Campus News
Professor Jack Glazier Retires
May 24, 2013
Communications Staff
Jack Glazier
Professor of Anthropology Jack Glazier joined the Oberlin faculty in 1971, not long after returning to the United States from anthropological fieldwork in an African community on the Mt. Kenya periphery. His subsequent research examined the lives of immigrants to the U.S. a century ago. Most recently, his field research focused on a contemporary African American community in western Kentucky.
Glazier views anthropology as inextricably bound to history, because “any question about culture requires a keen awareness of the origin and development of customary thought and behavior,” he says. In several books, edited volumes, and numerous articles, he identifies a central concern and thematic unity in all of his research: the problem of how marginal peoples reach for a sense of belongingness, personal efficacy, and communal dignity in the face of an unwelcoming majority. His recent book, Been Coming Through Some Hard Times: Race, History, and Memory in Western Kentucky, has stimulated a community-wide discussion of race relations in order to ameliorate a long history of estrangement across the color line.

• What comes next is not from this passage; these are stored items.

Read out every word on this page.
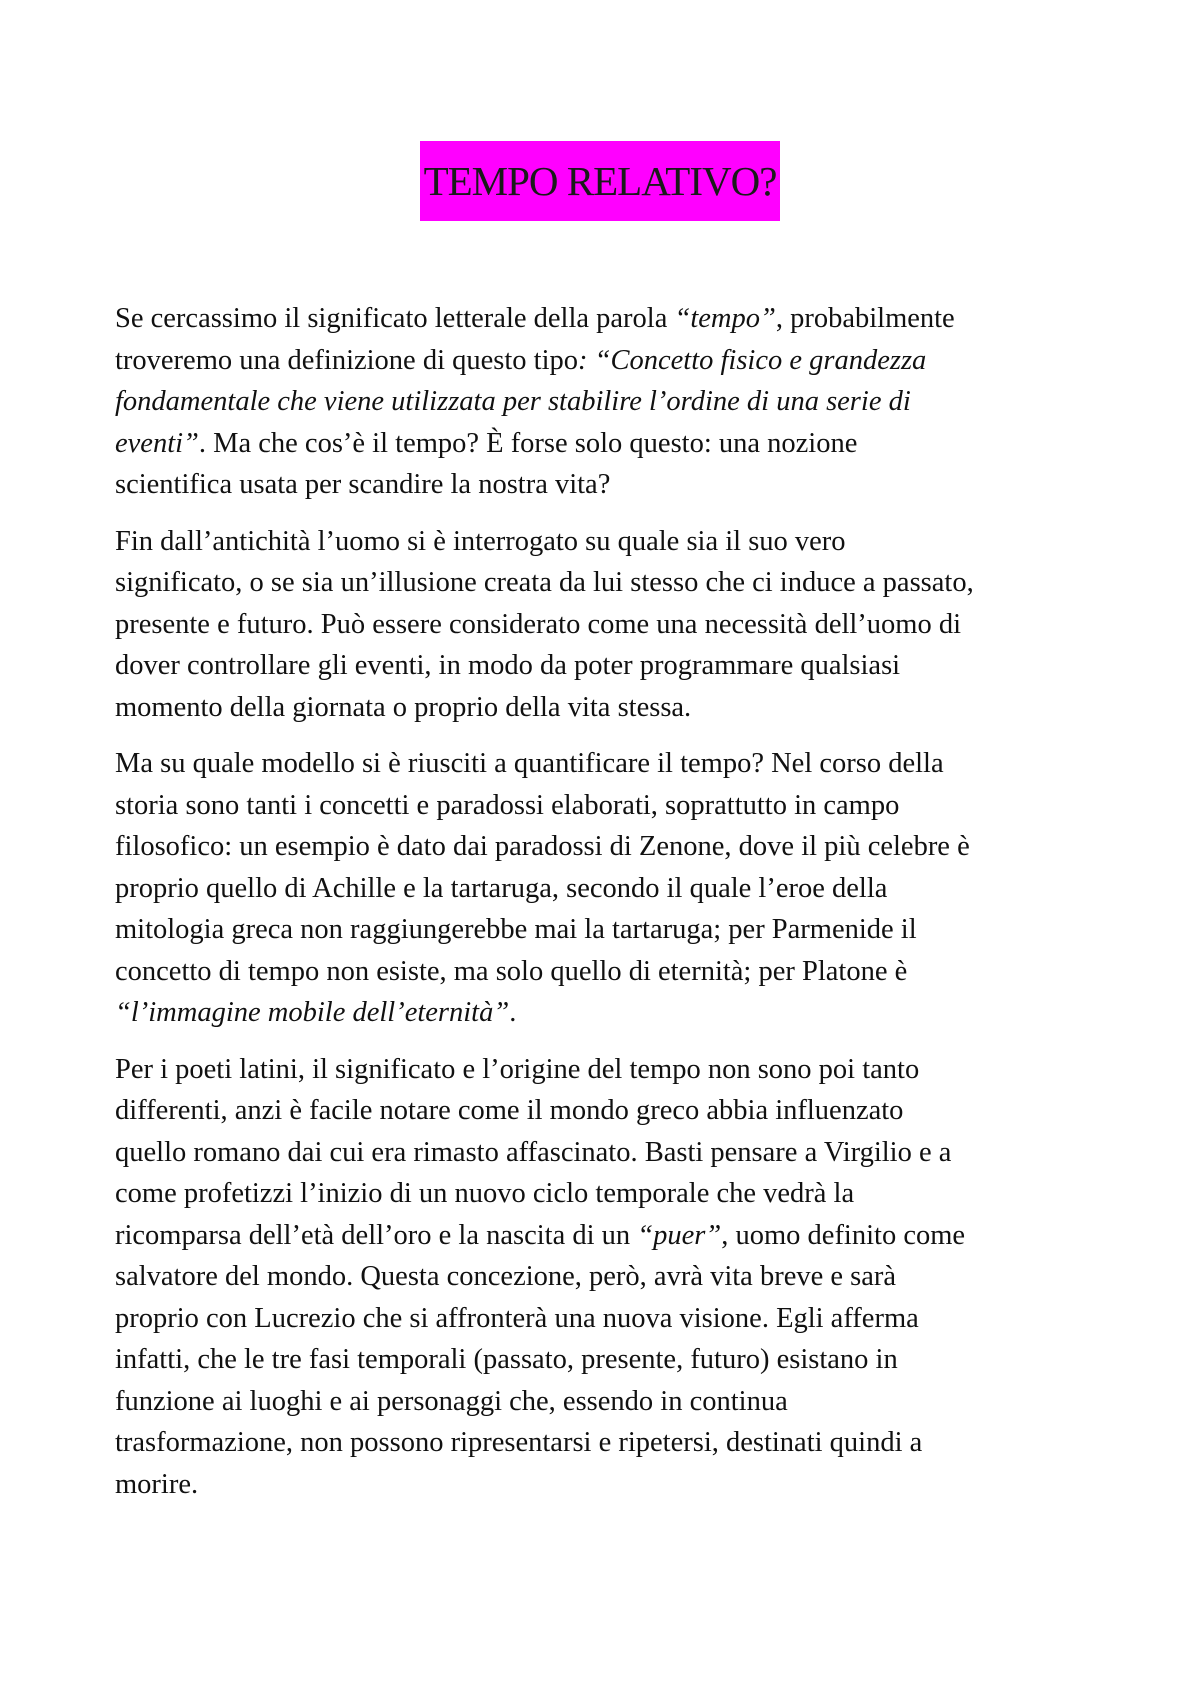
TEMPO RELATIVO?
Se cercassimo il significato letterale della parola “tempo”, probabilmente
troveremo una definizione di questo tipo: “Concetto fisico e grandezza
fondamentale che viene utilizzata per stabilire l’ordine di una serie di
eventi”. Ma che cos’è il tempo? È forse solo questo: una nozione
scientifica usata per scandire la nostra vita?
Fin dall’antichità l’uomo si è interrogato su quale sia il suo vero
significato, o se sia un’illusione creata da lui stesso che ci induce a passato,
presente e futuro. Può essere considerato come una necessità dell’uomo di
dover controllare gli eventi, in modo da poter programmare qualsiasi
momento della giornata o proprio della vita stessa.
Ma su quale modello si è riusciti a quantificare il tempo? Nel corso della
storia sono tanti i concetti e paradossi elaborati, soprattutto in campo
filosofico: un esempio è dato dai paradossi di Zenone, dove il più celebre è
proprio quello di Achille e la tartaruga, secondo il quale l’eroe della
mitologia greca non raggiungerebbe mai la tartaruga; per Parmenide il
concetto di tempo non esiste, ma solo quello di eternità; per Platone è
“l’immagine mobile dell’eternità”.
Per i poeti latini, il significato e l’origine del tempo non sono poi tanto
differenti, anzi è facile notare come il mondo greco abbia influenzato
quello romano dai cui era rimasto affascinato. Basti pensare a Virgilio e a
come profetizzi l’inizio di un nuovo ciclo temporale che vedrà la
ricomparsa dell’età dell’oro e la nascita di un “puer”, uomo definito come
salvatore del mondo. Questa concezione, però, avrà vita breve e sarà
proprio con Lucrezio che si affronterà una nuova visione. Egli afferma
infatti, che le tre fasi temporali (passato, presente, futuro) esistano in
funzione ai luoghi e ai personaggi che, essendo in continua
trasformazione, non possono ripresentarsi e ripetersi, destinati quindi a
morire.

Glazier served a number of terms as chair, first of the department of sociology-anthropology and then the independent department of anthropology, which the college established in 1987. An esteemed teacher, he taught such advanced courses as Culture Theory, Culture Symbol and Meaning, Immigration Then and Now, and Anthropology of sub-Saharan Africa. They addressed a wide range of ethnographic and theoretical issues of central import in a liberal arts education as well as in preparing students for graduate studies. Glazier consistently asked his students to examine the wellsprings of a universal humanity amid cross-cultural differences.
Jack Glazier’s extensive and varied publications as well as the professional offices he held helped to give Oberlin’s small anthropology program national visibility. On May 3, the anthropology department and the Office of the Dean hosted a retirement reception for him. An anonymous donor has created an endowed lecture fund at Oberlin in his honor.